Es que la habilidad de Furlong era y es poco común: desde hace años, sorprende a grandes y chicos levantando objetos … con su pera.

“En realidad arranqué en casa, probando ponerme una clava, un palo de escoba en la pera, algo que ya existe en el rubro de los malabares, pero después fue ir apostando a más… Lo más grande que levanté fue una moto cilindrada 50. Un día, en un espectáculo en la costa, una nena del público de unos 8 años y unos 40 kilos, me gritó: ‘¿A que no me levantás a mí?, y la levanté con silla y todo...”, cuenta entre risas.

Ya en un rubro más circense que mágico, Furlong es de los artistas que desde el vamos supieron que vivirían de su pasión, y no se equivocó. “Hay que tener mucha disciplina, y la realidad es que hay un prejuicio acerca de nosotros, pero con cierto fundamento. Ahí está la diferencia entre el que quiere vivir de esto o el que lo hace porque es una moda. Porque hay mucho de esto de ‘quiero vivir de mi arte’, y lo mío es un comercio. Yo intento ganar dinero con mi espectáculo y no lo veo mal. Amo lo que hago, lo disfruto mucho pero lo tomo con mucha responsabilidad”, explica. “Creo que somos un poco presos del prejuicio, y muchos se creen artistas cuando no lo son: artista es el que cumple y llega a horario, lo más impecable posible, con sus limitaciones y todo”.

En plena pandemia, Javier entiende que el arte, aunque alivia el alma, no es prioridad.
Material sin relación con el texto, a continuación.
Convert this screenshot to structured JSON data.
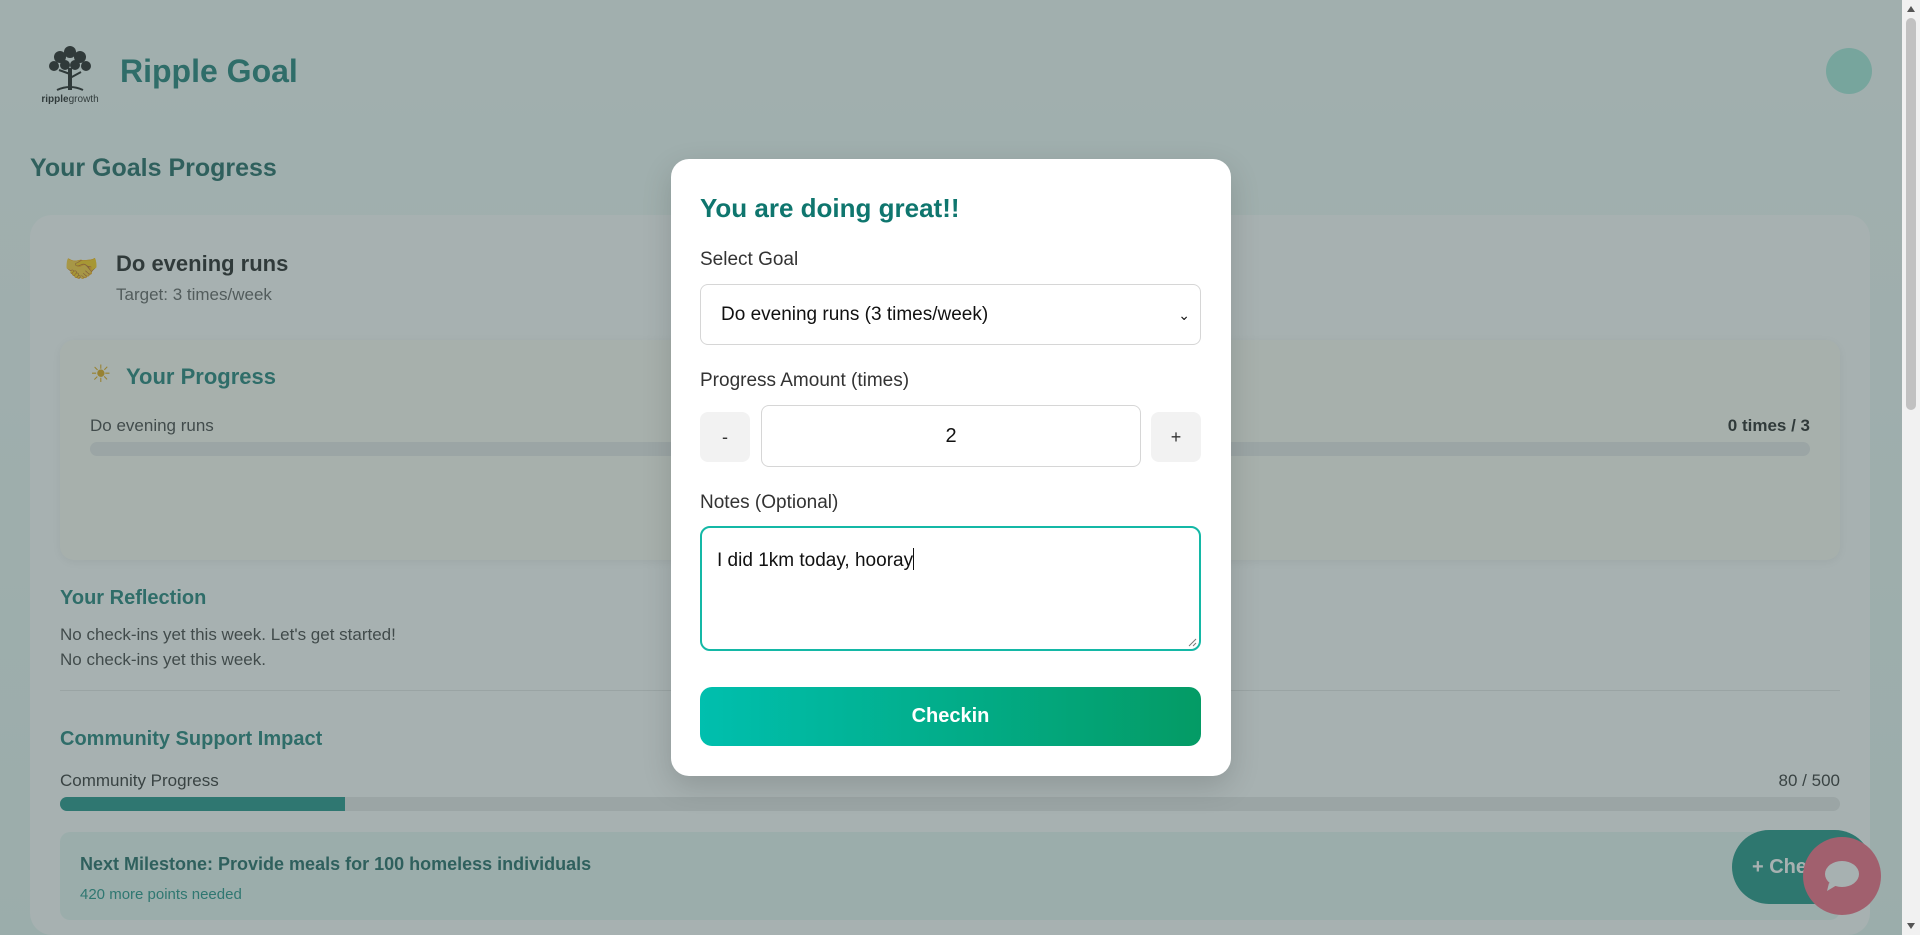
{
  "app": {
    "title": "Ripple Goal",
    "logo_text_bold": "ripple",
    "logo_text_rest": "growth"
  },
  "page": {
    "section_title": "Your Goals Progress"
  },
  "goal": {
    "emoji": "🤝",
    "name": "Do evening runs",
    "target": "Target: 3 times/week"
  },
  "progress": {
    "icon": "☀",
    "title": "Your Progress",
    "goal_label": "Do evening runs",
    "count_text": "0 times / 3",
    "fraction": 0
  },
  "reflection": {
    "title": "Your Reflection",
    "line1": "No check-ins yet this week. Let's get started!",
    "line2": "No check-ins yet this week."
  },
  "community": {
    "title": "Community Support Impact",
    "label": "Community Progress",
    "count_text": "80 / 500",
    "current": 80,
    "total": 500
  },
  "milestone": {
    "title": "Next Milestone: Provide meals for 100 homeless individuals",
    "subtitle": "420 more points needed"
  },
  "fab": {
    "checkin_label": "+ Checkin"
  },
  "modal": {
    "title": "You are doing great!!",
    "select_label": "Select Goal",
    "select_value": "Do evening runs (3 times/week)",
    "amount_label": "Progress Amount (times)",
    "decrement": "-",
    "increment": "+",
    "amount_value": "2",
    "notes_label": "Notes (Optional)",
    "notes_value": "I did 1km today, hooray",
    "submit_label": "Checkin"
  },
  "colors": {
    "accent": "#0f766e",
    "teal": "#14b8a6",
    "chat": "#f25c79"
  }
}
Del mismo modo que Fabbiani, que ofrece shows de magia por Internet y tiene un programa en vivo en Instagram los viernes a las 21 hs. en donde desfilan los talentos (‘La noche de los artistas’, en @elgranshowman1), Javier decidió reinventarse y hacer otras cosas mientras permanece la cuarentena. “El artista que se cree mucho más de lo que es el que está quejándose de no poder estar actuando o dando funciones”, opina.

En este sentido, agradece a Internet la posibilidad que brinda de que más gente acceda a material de artistas callejeros como él, con la misma facilidad con que accede a un espectáculo del Cirque du Solei.

 

Y es que, cada uno en su rubro, Ulises, Gastón y Javier son profesionales de la ilusión y ése es su tesoro. No lo son tanto los premios, los reconocimientos ni el prestigio, ya alcanzados, como sí saberse creadores de noches únicas de fascinación… y por largos años.